I'm content with this way: nonexistence.

Why so much advice about existence?

The day I die by that blade, Not-To-Be,

I will laugh at whoever cries for me.


#1250: From Rumi's Kolliyaat-e Shams-e Tabrizi


Another Grand Slam tennis tournament is over and Roger Federer prevailed against his younger opponent. Now he has his eyes on the French trophy and I wish him well in that.

Rumi is at his paradoxical best today: Who will be laughing after he's dead and gone? This is similar to the mystic's paradox: Who or what is aware that the ego has dissolved in the All? Who or what reports on this dissolution? There has to be a wordless aspect to the communication, the bit you can't properly put into words.
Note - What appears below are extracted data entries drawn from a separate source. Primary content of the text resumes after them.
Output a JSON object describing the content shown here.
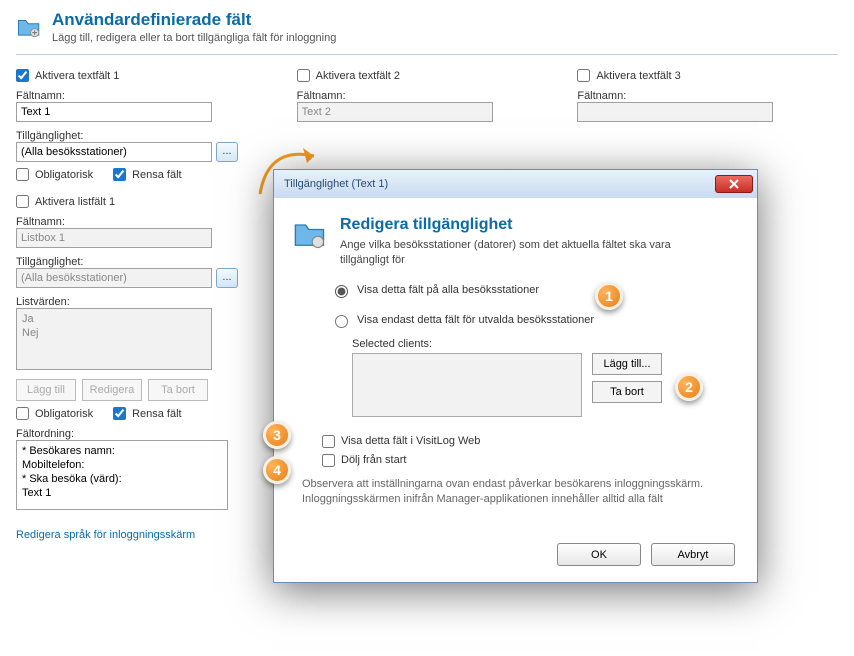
{
  "header": {
    "title": "Användardefinierade fält",
    "subtitle": "Lägg till, redigera eller ta bort tillgängliga fält för inloggning"
  },
  "textfields": [
    {
      "activate_label": "Aktivera textfält 1",
      "activate_checked": true,
      "name_label": "Fältnamn:",
      "name_value": "Text 1",
      "avail_label": "Tillgänglighet:",
      "avail_value": "(Alla besöksstationer)",
      "mandatory_label": "Obligatorisk",
      "mandatory_checked": false,
      "clear_label": "Rensa fält",
      "clear_checked": true
    },
    {
      "activate_label": "Aktivera textfält 2",
      "activate_checked": false,
      "name_label": "Fältnamn:",
      "name_value": "Text 2"
    },
    {
      "activate_label": "Aktivera textfält 3",
      "activate_checked": false,
      "name_label": "Fältnamn:",
      "name_value": ""
    }
  ],
  "listfield": {
    "activate_label": "Aktivera listfält 1",
    "activate_checked": false,
    "name_label": "Fältnamn:",
    "name_value": "Listbox 1",
    "avail_label": "Tillgänglighet:",
    "avail_value": "(Alla besöksstationer)",
    "values_label": "Listvärden:",
    "values_text": "Ja\nNej",
    "add_btn": "Lägg till",
    "edit_btn": "Redigera",
    "remove_btn": "Ta bort",
    "mandatory_label": "Obligatorisk",
    "mandatory_checked": false,
    "clear_label": "Rensa fält",
    "clear_checked": true
  },
  "order": {
    "label": "Fältordning:",
    "text": "* Besökares namn:\nMobiltelefon:\n* Ska besöka (värd):\nText 1"
  },
  "bottom_link": "Redigera språk för inloggningsskärm",
  "modal": {
    "title": "Tillgänglighet (Text 1)",
    "heading": "Redigera tillgänglighet",
    "desc": "Ange vilka besöksstationer (datorer) som det aktuella fältet ska vara tillgängligt för",
    "radio_all": "Visa detta fält på alla besöksstationer",
    "radio_selected_only": "Visa endast detta fält för utvalda besöksstationer",
    "selected_clients_label": "Selected clients:",
    "add_btn": "Lägg till...",
    "remove_btn": "Ta bort",
    "show_web_label": "Visa detta fält i VisitLog Web",
    "show_web_checked": false,
    "hide_start_label": "Dölj från start",
    "hide_start_checked": false,
    "note": "Observera att inställningarna ovan endast påverkar besökarens inloggningsskärm. Inloggningsskärmen inifrån Manager-applikationen innehåller alltid alla fält",
    "ok_btn": "OK",
    "cancel_btn": "Avbryt"
  },
  "badges": {
    "1": "1",
    "2": "2",
    "3": "3",
    "4": "4"
  }
}
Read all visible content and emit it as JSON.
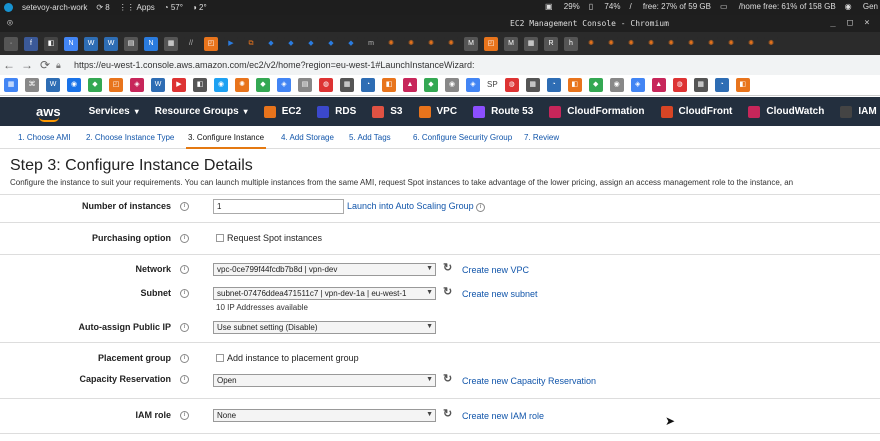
{
  "system_bar": {
    "hostname": "setevoy-arch-work",
    "updates": "8",
    "apps": "Apps",
    "temp": "57°",
    "volume": "2°",
    "cpu": "29%",
    "battery": "74%",
    "disk_free": "free: 27% of 59 GB",
    "home_free": "/home free: 61% of 158 GB",
    "network": "Gen"
  },
  "window": {
    "title": "EC2 Management Console - Chromium"
  },
  "browser": {
    "url": "https://eu-west-1.console.aws.amazon.com/ec2/v2/home?region=eu-west-1#LaunchInstanceWizard:",
    "bookmark_text": "SP"
  },
  "aws_nav": {
    "logo": "aws",
    "services": "Services",
    "resource_groups": "Resource Groups",
    "items": [
      {
        "label": "EC2",
        "color": "#e8741c"
      },
      {
        "label": "RDS",
        "color": "#3b48cc"
      },
      {
        "label": "S3",
        "color": "#e05243"
      },
      {
        "label": "VPC",
        "color": "#e8741c"
      },
      {
        "label": "Route 53",
        "color": "#8c4fff"
      },
      {
        "label": "CloudFormation",
        "color": "#c7265a"
      },
      {
        "label": "CloudFront",
        "color": "#d84525"
      },
      {
        "label": "CloudWatch",
        "color": "#c7265a"
      },
      {
        "label": "IAM",
        "color": "#444"
      }
    ]
  },
  "steps": [
    "1. Choose AMI",
    "2. Choose Instance Type",
    "3. Configure Instance",
    "4. Add Storage",
    "5. Add Tags",
    "6. Configure Security Group",
    "7. Review"
  ],
  "active_step": 2,
  "page": {
    "title": "Step 3: Configure Instance Details",
    "description": "Configure the instance to suit your requirements. You can launch multiple instances from the same AMI, request Spot instances to take advantage of the lower pricing, assign an access management role to the instance, an"
  },
  "form": {
    "number_of_instances": {
      "label": "Number of instances",
      "value": "1",
      "link": "Launch into Auto Scaling Group"
    },
    "purchasing_option": {
      "label": "Purchasing option",
      "checkbox": "Request Spot instances"
    },
    "network": {
      "label": "Network",
      "value": "vpc-0ce799f44fcdb7b8d | vpn-dev",
      "link": "Create new VPC"
    },
    "subnet": {
      "label": "Subnet",
      "value": "subnet-07476ddea471511c7 | vpn-dev-1a | eu-west-1",
      "note": "10 IP Addresses available",
      "link": "Create new subnet"
    },
    "auto_assign": {
      "label": "Auto-assign Public IP",
      "value": "Use subnet setting (Disable)"
    },
    "placement_group": {
      "label": "Placement group",
      "checkbox": "Add instance to placement group"
    },
    "capacity_reservation": {
      "label": "Capacity Reservation",
      "value": "Open",
      "link": "Create new Capacity Reservation"
    },
    "iam_role": {
      "label": "IAM role",
      "value": "None",
      "link": "Create new IAM role"
    }
  }
}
Hence the classic void and silence at the centre of mystical experience.

10th ox-herding picture @ sacred-texts.com


 

2 Comments:

At Tuesday, 31 January, 2006, Blogger Bob Hoeppner said...

I've been reading William Blake lately, and also Northrop Frye's book on him, Fearful Symmetry. Frye made a point of the difference between the mystical and the visionary way of looking at things. Basically, he felt true mystic aren't poets, because he thought poetry debases the mystic non-verbal apprehension, and that poets who are visionary look to mystical experience not as an end in itself but as grist for the poetic mill. I thought that was interesting.

 
At Tuesday, 31 January, 2006, Blogger Arizona said...
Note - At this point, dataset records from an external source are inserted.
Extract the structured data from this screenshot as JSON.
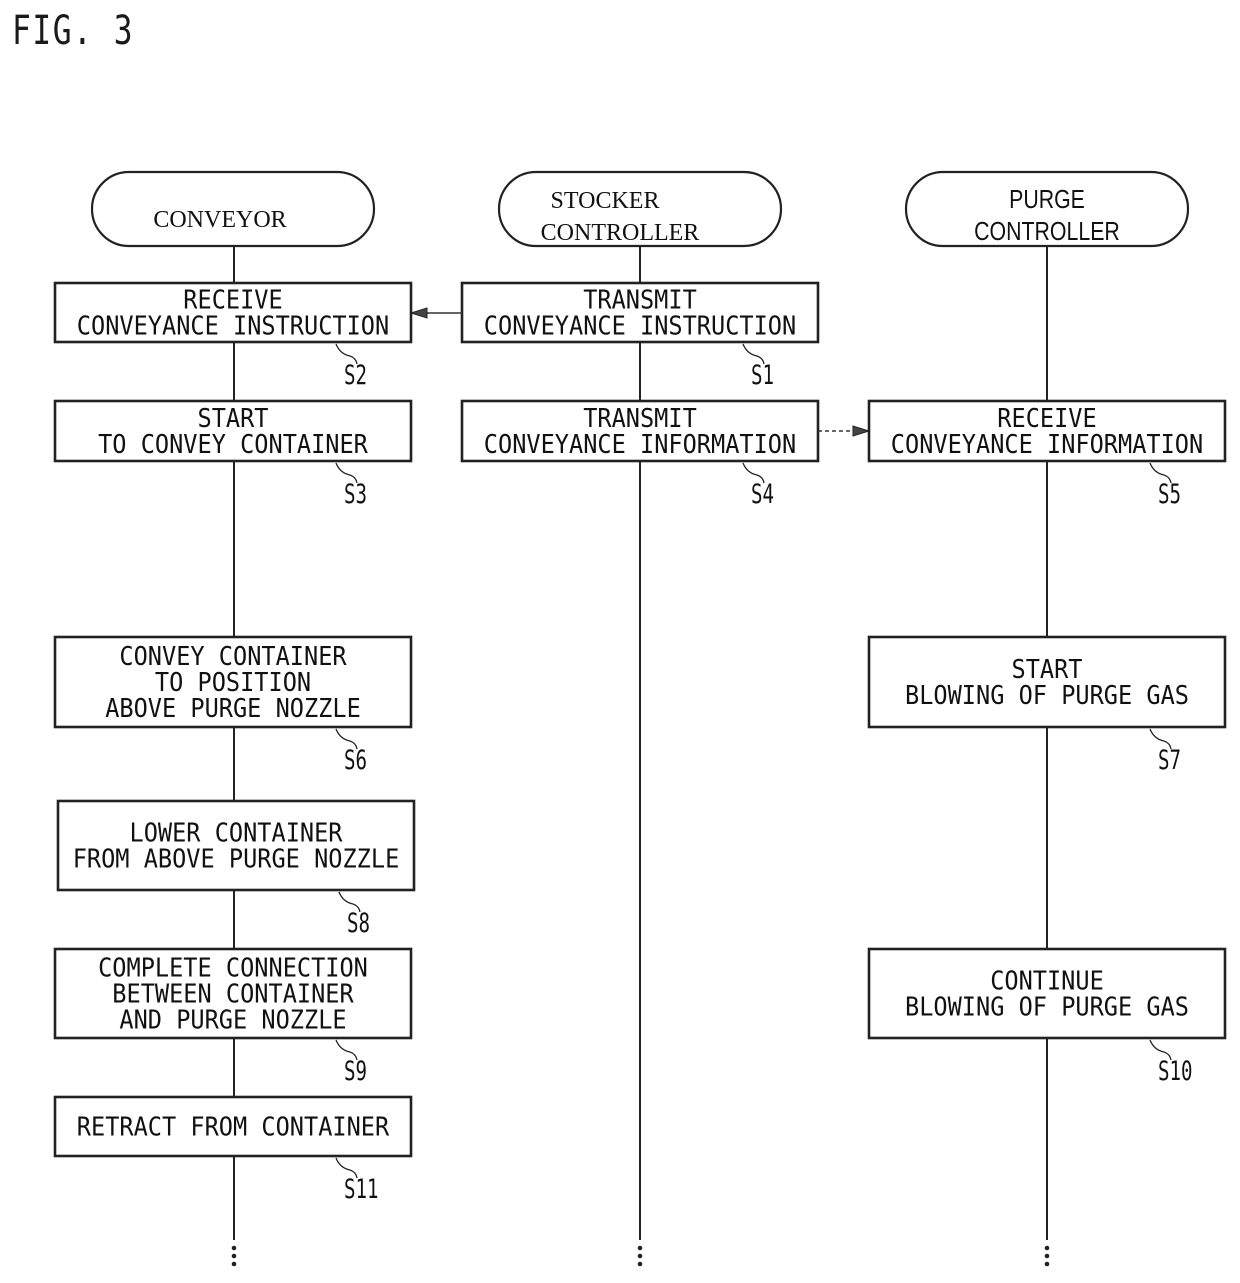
{
  "figure": {
    "title": "FIG. 3"
  },
  "lanes": [
    {
      "id": "conveyor",
      "label_lines": [
        "CONVEYOR"
      ]
    },
    {
      "id": "stocker",
      "label_lines": [
        "STOCKER",
        "CONTROLLER"
      ]
    },
    {
      "id": "purge",
      "label_lines": [
        "PURGE",
        "CONTROLLER"
      ]
    }
  ],
  "steps": [
    {
      "id": "S1",
      "lane": "stocker",
      "lines": [
        "TRANSMIT",
        "CONVEYANCE INSTRUCTION"
      ]
    },
    {
      "id": "S2",
      "lane": "conveyor",
      "lines": [
        "RECEIVE",
        "CONVEYANCE INSTRUCTION"
      ]
    },
    {
      "id": "S3",
      "lane": "conveyor",
      "lines": [
        "START",
        "TO CONVEY CONTAINER"
      ]
    },
    {
      "id": "S4",
      "lane": "stocker",
      "lines": [
        "TRANSMIT",
        "CONVEYANCE INFORMATION"
      ]
    },
    {
      "id": "S5",
      "lane": "purge",
      "lines": [
        "RECEIVE",
        "CONVEYANCE INFORMATION"
      ]
    },
    {
      "id": "S6",
      "lane": "conveyor",
      "lines": [
        "CONVEY CONTAINER",
        "TO POSITION",
        "ABOVE PURGE NOZZLE"
      ]
    },
    {
      "id": "S7",
      "lane": "purge",
      "lines": [
        "START",
        "BLOWING OF PURGE GAS"
      ]
    },
    {
      "id": "S8",
      "lane": "conveyor",
      "lines": [
        "LOWER CONTAINER",
        "FROM ABOVE PURGE NOZZLE"
      ]
    },
    {
      "id": "S9",
      "lane": "conveyor",
      "lines": [
        "COMPLETE CONNECTION",
        "BETWEEN CONTAINER",
        "AND PURGE NOZZLE"
      ]
    },
    {
      "id": "S10",
      "lane": "purge",
      "lines": [
        "CONTINUE",
        "BLOWING OF PURGE GAS"
      ]
    },
    {
      "id": "S11",
      "lane": "conveyor",
      "lines": [
        "RETRACT FROM CONTAINER"
      ]
    }
  ],
  "messages": [
    {
      "from": "S1",
      "to": "S2",
      "style": "solid"
    },
    {
      "from": "S4",
      "to": "S5",
      "style": "dashed"
    }
  ],
  "continuation": "⋮"
}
I agree that this is an interesting distinction and will try to get hold of Frye's book to look into it further.

Another way to look at this is to use the concept of the bodhisattva, the enlightened one who returns to this world out of compassion for his fellow humans so as to communicate his vision. The original Buddha was such a person but he didn't become a mystic poet. That tradition is found more in Islam, from its origins (the Quran being essentially God's poetic communication to humanity) and among the Sufis especially (where a continuing tradition of revelatory poetry is supported).

On this analysis, it may be that the true mystic sees that the original end is not final, but only the beginning. In some versions of the oxherding pictures, for example, the void is not the last stage (or #10) but simply a transition to returning to the world, as expressed also in the classic saying: "Before enlightenment, chop wood, carry water; after enlightenment, chop wood, carry water."

So long as poetry speaks out of this mystic non-verbal apprehension, then it is true mystic poetry and doesn't debase anything. Including and especially the world we live in from day to day.